Eddie Hawthorne, Arnold Clark chief executive

Arnold Clark chief executive Eddie Hawthorne has told AM that the Scottish automotive retail giant expects to sever ties with more new car franchises after its exit from Ford and Toyota this month.

But while Hawthorne said that “two or three” more of the AM100 retailer’s established brand partnerships could be drawing to a close, he said that the moves were part of a refranchising operation as the group looked to the future with confidence.

Hawthorne said: “In terms of the manufacturers that we have got an issue with, it was just a case that we were headed in different directions.

“We’ve been with both Ford and Toyota for a long number of years, and I have huge respect for both brands, but it was just time to go.”

He added: “I’m sure there will be two or three more franchises that we’ll have to step aside from.”

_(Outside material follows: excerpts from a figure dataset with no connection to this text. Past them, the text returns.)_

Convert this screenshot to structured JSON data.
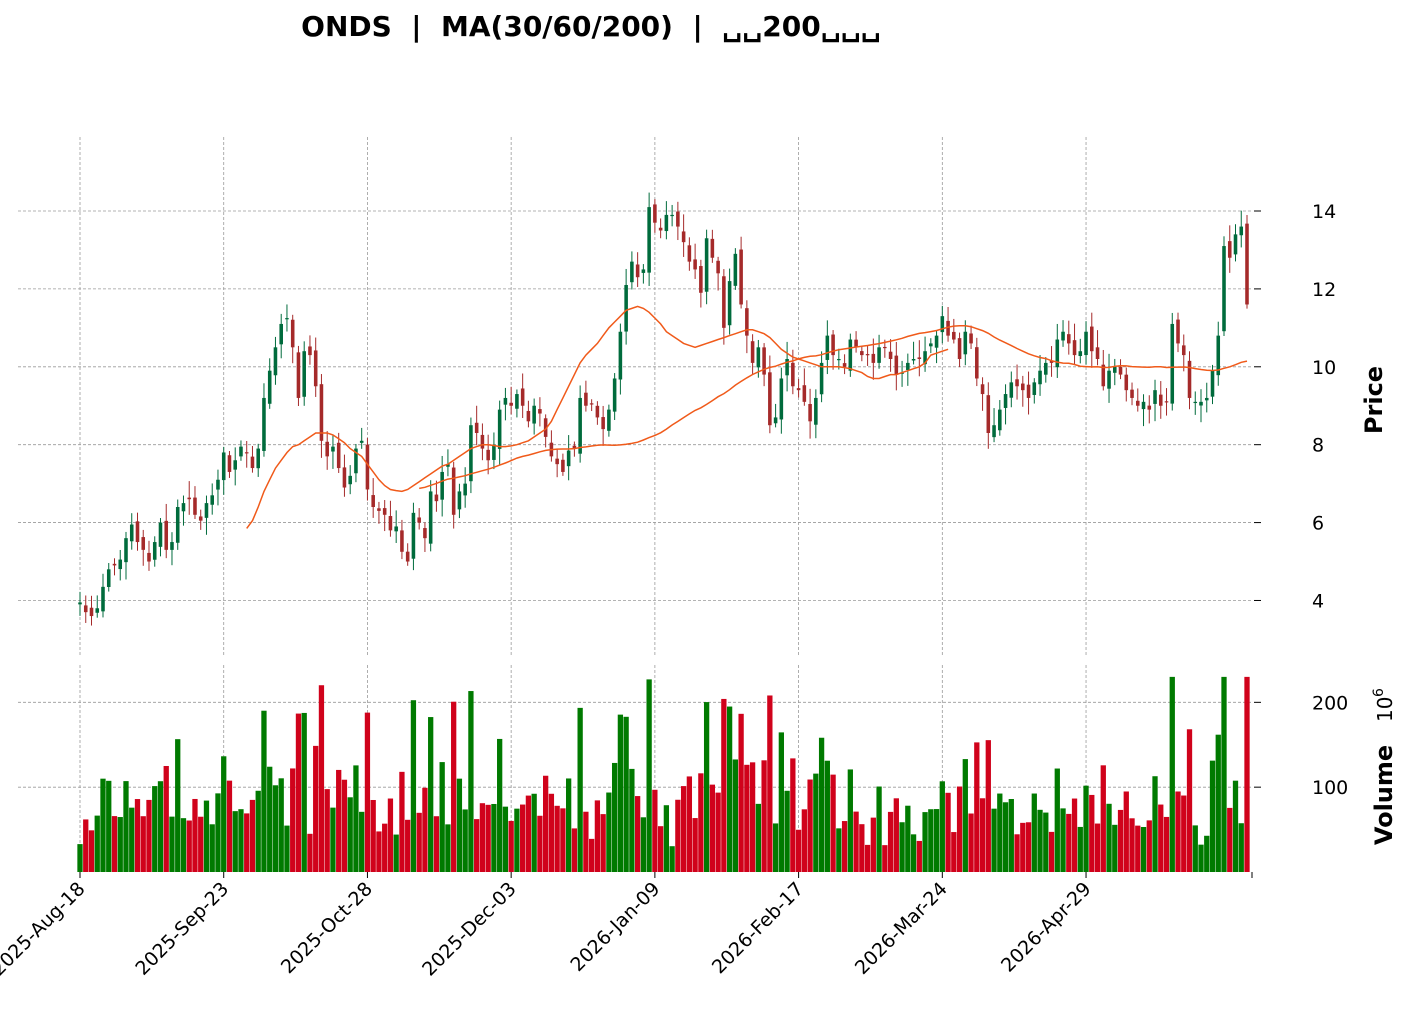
{
  "chart_data": {
    "type": "candlestick",
    "title": "ONDS  |  MA(30/60/200)  |  ␣␣200␣␣␣",
    "price_panel": {
      "ylabel": "Price",
      "yticks": [
        4,
        6,
        8,
        10,
        12,
        14
      ],
      "ylim": [
        2.6,
        15.9
      ]
    },
    "volume_panel": {
      "ylabel": "Volume",
      "exponent_label": "10",
      "exponent_power": "6",
      "yticks": [
        100,
        200
      ],
      "ylim": [
        0,
        244
      ]
    },
    "xticks": [
      {
        "label": "2025-Aug-18",
        "index": 0
      },
      {
        "label": "2025-Sep-23",
        "index": 25
      },
      {
        "label": "2025-Oct-28",
        "index": 50
      },
      {
        "label": "2025-Dec-03",
        "index": 75
      },
      {
        "label": "2026-Jan-09",
        "index": 100
      },
      {
        "label": "2026-Feb-17",
        "index": 125
      },
      {
        "label": "2026-Mar-24",
        "index": 150
      },
      {
        "label": "2026-Apr-29",
        "index": 175
      }
    ],
    "colors": {
      "up": "#006b3c",
      "down": "#a52a2a",
      "vol_up": "#007a00",
      "vol_down": "#d0021b",
      "ma": "#f05a1a",
      "grid": "#9a9a9a"
    },
    "ohlc_close": [
      3.95,
      3.7,
      3.6,
      3.8,
      4.35,
      4.8,
      4.9,
      5.05,
      5.6,
      5.95,
      5.5,
      5.3,
      5.0,
      5.5,
      6.0,
      5.3,
      5.5,
      6.4,
      6.5,
      6.6,
      6.2,
      6.05,
      6.5,
      6.7,
      7.1,
      7.8,
      7.3,
      7.6,
      7.95,
      7.8,
      7.4,
      7.9,
      9.2,
      9.9,
      10.5,
      11.1,
      11.25,
      10.5,
      9.2,
      10.4,
      10.3,
      9.5,
      8.1,
      7.7,
      7.95,
      7.4,
      6.9,
      7.2,
      7.9,
      8.1,
      6.85,
      6.4,
      6.3,
      6.2,
      5.8,
      5.9,
      5.25,
      5.0,
      6.25,
      6.0,
      5.6,
      6.8,
      6.55,
      7.3,
      7.5,
      6.2,
      6.8,
      7.0,
      8.5,
      8.3,
      7.9,
      7.6,
      8.0,
      8.9,
      9.2,
      9.0,
      9.3,
      9.0,
      8.6,
      9.0,
      8.8,
      8.2,
      7.7,
      7.5,
      7.3,
      7.85,
      7.9,
      9.2,
      9.0,
      9.05,
      8.7,
      8.4,
      8.9,
      9.7,
      10.9,
      12.1,
      12.7,
      12.3,
      12.5,
      14.1,
      13.7,
      13.5,
      13.9,
      13.9,
      13.6,
      13.2,
      12.7,
      12.5,
      11.9,
      13.3,
      12.8,
      12.4,
      11.0,
      12.2,
      12.9,
      11.6,
      10.8,
      10.1,
      10.5,
      9.8,
      8.5,
      8.7,
      9.7,
      10.2,
      9.5,
      9.4,
      9.1,
      8.6,
      9.2,
      10.1,
      10.8,
      10.3,
      10.2,
      10.0,
      10.7,
      10.5,
      10.3,
      10.3,
      10.1,
      10.5,
      10.5,
      10.2,
      9.8,
      9.85,
      10.1,
      10.2,
      10.2,
      10.4,
      10.6,
      10.8,
      11.3,
      10.8,
      10.7,
      10.2,
      10.9,
      10.6,
      9.7,
      9.3,
      8.3,
      8.5,
      8.9,
      9.3,
      9.6,
      9.5,
      9.4,
      9.2,
      9.6,
      9.9,
      10.1,
      10.1,
      10.7,
      10.9,
      10.6,
      10.3,
      10.4,
      10.9,
      10.4,
      10.2,
      9.5,
      9.9,
      10.0,
      9.8,
      9.4,
      9.2,
      9.0,
      9.1,
      8.9,
      9.4,
      9.0,
      9.1,
      11.1,
      10.6,
      10.3,
      9.2,
      9.1,
      9.1,
      9.2,
      9.9,
      10.8,
      13.1,
      12.8,
      13.4,
      13.6,
      11.6
    ],
    "ma_short": [
      null,
      null,
      null,
      null,
      null,
      null,
      null,
      null,
      null,
      null,
      null,
      null,
      null,
      null,
      null,
      null,
      null,
      null,
      null,
      null,
      null,
      null,
      null,
      null,
      null,
      null,
      null,
      null,
      null,
      5.85,
      6.05,
      6.4,
      6.8,
      7.1,
      7.4,
      7.6,
      7.8,
      7.95,
      8.0,
      8.1,
      8.2,
      8.3,
      8.3,
      8.3,
      8.25,
      8.15,
      8.05,
      7.9,
      7.8,
      7.7,
      7.5,
      7.3,
      7.1,
      6.95,
      6.85,
      6.82,
      6.8,
      6.85,
      6.95,
      7.05,
      7.15,
      7.25,
      7.35,
      7.45,
      7.5,
      7.6,
      7.7,
      7.8,
      7.9,
      7.95,
      8.0,
      8.0,
      7.98,
      7.95,
      7.95,
      7.97,
      8.0,
      8.05,
      8.1,
      8.2,
      8.3,
      8.4,
      8.6,
      8.9,
      9.2,
      9.5,
      9.8,
      10.1,
      10.3,
      10.45,
      10.6,
      10.8,
      11.0,
      11.15,
      11.3,
      11.45,
      11.5,
      11.55,
      11.5,
      11.4,
      11.25,
      11.1,
      10.9,
      10.8,
      10.7,
      10.6,
      10.55,
      10.5,
      10.55,
      10.6,
      10.65,
      10.7,
      10.75,
      10.8,
      10.85,
      10.9,
      10.95,
      10.95,
      10.9,
      10.85,
      10.75,
      10.6,
      10.45,
      10.35,
      10.25,
      10.2,
      10.15,
      10.1,
      10.05,
      10.0,
      10.0,
      10.0,
      10.0,
      9.98,
      9.95,
      9.9,
      9.85,
      9.75,
      9.7,
      9.7,
      9.75,
      9.8,
      9.8,
      9.85,
      9.9,
      9.95,
      10.0,
      10.1,
      10.3,
      10.35,
      10.4,
      10.45
    ]
  }
}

Earlier this month Vertu Motors revealed that it would be taking on Arnold Clark’s West of Scotland Toyota territory from April 1 following reports that the group had also ended its franchised agreement with Ford.

'Refranchising exercise'

Hawthorne confirmed both moves but insisted that “no jobs will be lost” and Ford approved aftersales, Motorstore used car retail or new franchises would be moved into all of the six Toyota dealerships and 20 Ford sites affected by the changes.

Painting a positive picture for the future of the dealerships vacated by the two major OEM franchises, and the future of the group, Hawthorne stated that the group was “absolutely not” downsizing, adding: “We’ll have new brands in all the Toyota sites by the end of March and in Ford we’re also going to change franchises, but that might take a little bit longer.”

Hawthorne said that Arnold Clark would honour all its customers’ existing order with Ford and Toyota.

He also said that it would remain a fleet customer of the brands, continuing to offer its customers rental deals.

Hawthorne described the changes with Arnold Clark as a “refranchising exercise”.

'Flying' in 2022

He said that the business was “flying” at the start of 2022 and was placing an increased emphasis on its ability to deliver an improved online customer journey.

After a COVID-hit 2020 trading period Hawthorne praised the “passion and grit” of his employees after its annual financial results showed pre-tax profits up 33.7% at £156.5 million as overall group revenues declined 14.9% to £3.8bn (2019: £4.7bn).

The increased profitability came despite a 20.2% decline in used car sales, to 204,627 (2019: 256,376), as new car sales outpacing the market with a decline of 26.5%, to 46,509 (2019: 63,310).

The group is understood to have increased its volumes and significantly increased profitability in 2021, with almost 300,000 vehicles leaving its forecourts throughout the year.

Its departing brands have experienced mixed registrations results.

Ford’s 23.8% car registrations decline, to 116,305, resulted in a market share of just 4.71% for the former market leader.

Toyota grew its UK new car registrations by 9.9% in 2021, meanwhile, with volumes rising from 100,895 to 91,793 and a market share from 5.63% to 6.13%.